No need to re-invent the wheel

The challenges in assessment, diverse abilities and educator development are things we do not face alone, but can be found everywhere

A month ago an important report was published by the Ofsted Chief Inspector in Britain, which gives an overview of the education system, and subsidiary areas, in the country.

It is a detailed report which analyses the positives and negatives of the system and tries to bring into focus the outcomes which improved the system, and which areas need addressing. It does not discuss education from an internal perspective, but looks into the wider variables that influence the system and its delivery. For example, domestic abuse is a common social ill which is taken into the context of a child’s performance. Very often we look into educational standards from an internal perspective, without understanding how the external factors play such an important part in the process.

It is a good read because it is not shy of going into sensitive areas, such as the challenge of religion-oriented schools and the sometimes difficult challenge of making sure they are in tune with British “shared values”. The British system, with its vast volumes, is much more analytical and results-oriented than others, but what works for them may not necessarily work in other societies. This doesn’t mean that there aren’t lessons to learn, especially in the use of data models to help in policy-making. Data is a big challenge in schools, however, the ability to measure and get data with limited input to save on heavy and time-consuming bureaucracy, is certainly interesting.

For a number of years, language and mathematics have been given priority in British schools. They are seen as the base on which to build. The report discusses the different models which were introduced, both in terms of curricula as well as private providers. The new models have had mixed success, with some particular private providers coming in for heavy criticism. This shows that the introduction of new models is very much dependent on the checks and balances of the system, and there simply is no guarantee of success.

Similarities between the British and Maltese system can produce lessons here.
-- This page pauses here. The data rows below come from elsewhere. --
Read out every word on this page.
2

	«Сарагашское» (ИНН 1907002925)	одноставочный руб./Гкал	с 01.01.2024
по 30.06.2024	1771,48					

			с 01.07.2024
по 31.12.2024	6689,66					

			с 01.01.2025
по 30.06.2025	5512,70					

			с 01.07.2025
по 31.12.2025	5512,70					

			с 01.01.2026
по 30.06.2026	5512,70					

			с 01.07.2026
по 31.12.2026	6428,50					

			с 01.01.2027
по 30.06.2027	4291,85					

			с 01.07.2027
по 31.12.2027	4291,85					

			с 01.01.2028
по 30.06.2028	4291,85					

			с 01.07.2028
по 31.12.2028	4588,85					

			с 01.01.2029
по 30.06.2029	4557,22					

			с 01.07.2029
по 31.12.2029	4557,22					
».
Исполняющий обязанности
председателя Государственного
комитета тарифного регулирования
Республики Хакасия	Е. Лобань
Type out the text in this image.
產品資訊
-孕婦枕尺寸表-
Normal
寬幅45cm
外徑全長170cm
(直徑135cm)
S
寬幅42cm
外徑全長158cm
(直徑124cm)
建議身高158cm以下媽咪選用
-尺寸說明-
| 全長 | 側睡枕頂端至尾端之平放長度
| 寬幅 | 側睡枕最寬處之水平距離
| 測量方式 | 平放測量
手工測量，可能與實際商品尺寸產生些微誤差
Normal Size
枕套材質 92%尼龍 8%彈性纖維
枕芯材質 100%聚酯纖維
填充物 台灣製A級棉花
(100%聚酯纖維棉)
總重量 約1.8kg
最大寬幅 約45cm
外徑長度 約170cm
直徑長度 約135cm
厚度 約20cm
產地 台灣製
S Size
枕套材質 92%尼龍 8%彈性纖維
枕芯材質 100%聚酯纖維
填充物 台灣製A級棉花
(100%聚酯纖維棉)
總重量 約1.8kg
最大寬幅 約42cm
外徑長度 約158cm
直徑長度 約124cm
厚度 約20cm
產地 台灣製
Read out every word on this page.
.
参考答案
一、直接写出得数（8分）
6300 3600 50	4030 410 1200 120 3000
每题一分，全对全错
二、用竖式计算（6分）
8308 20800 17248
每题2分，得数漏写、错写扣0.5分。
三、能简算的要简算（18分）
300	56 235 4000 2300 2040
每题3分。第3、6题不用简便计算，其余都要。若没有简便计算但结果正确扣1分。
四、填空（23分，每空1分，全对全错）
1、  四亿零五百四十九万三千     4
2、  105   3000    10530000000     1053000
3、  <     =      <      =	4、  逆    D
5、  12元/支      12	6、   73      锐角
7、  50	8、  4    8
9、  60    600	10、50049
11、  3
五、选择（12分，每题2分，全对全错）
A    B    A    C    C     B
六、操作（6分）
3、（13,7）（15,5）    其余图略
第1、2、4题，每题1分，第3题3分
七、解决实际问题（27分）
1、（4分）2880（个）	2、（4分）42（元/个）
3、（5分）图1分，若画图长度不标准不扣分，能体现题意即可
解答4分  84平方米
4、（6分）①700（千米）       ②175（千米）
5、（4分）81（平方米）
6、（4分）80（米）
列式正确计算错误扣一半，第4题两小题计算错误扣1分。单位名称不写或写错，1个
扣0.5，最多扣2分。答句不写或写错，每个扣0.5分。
The parallels have to be taken with a pinch of skepticism, as I do believe each and every country has to find its own way on how to develop skills and educate. Education cannot be exported, and what works in Finland or the US will not fit or work in Malta. It’s also a question of culture.

However, I do believe we must look at what others are doing and understand their policies. What is very clear from this report is that education cannot be understood in a vacuum. Page after page of this report talks about social issues. School performance is inherently linked with the wellbeing of the community around it, and the report highlights many examples of how teachers can do very little if there isn’t the social foundation to put them in a position to teach and for students to learn. Schools are the reflection of the environment around them. Performances do go up and down with leadership changes, the report states. However, at the end of the day all is dependent on social aspects.

What is also very evident is that we share similar challenges. How to engage and appeal to students and motivate them to learn are challenges found across countries. The challenges in assessment, diverse abilities and educator development are things we do not face alone, but can be found everywhere. Sometimes the questions we pose at our end can be found as answers elsewhere.

Each and every school is a story of its own. Importing or exporting entire school systems from other countries is certainly not the way to go. But there are lessons to be learnt from other experiences. In some cases, we can mirror positive policies and we don’t need to re-invent the wheel. Moreover, it helps to understand ourselves better, and it also shows us the reality that some of the challenges we often discuss and debate in Malta can be found elsewhere. The shape and size of the boat might be different, but we’re all in the same sea.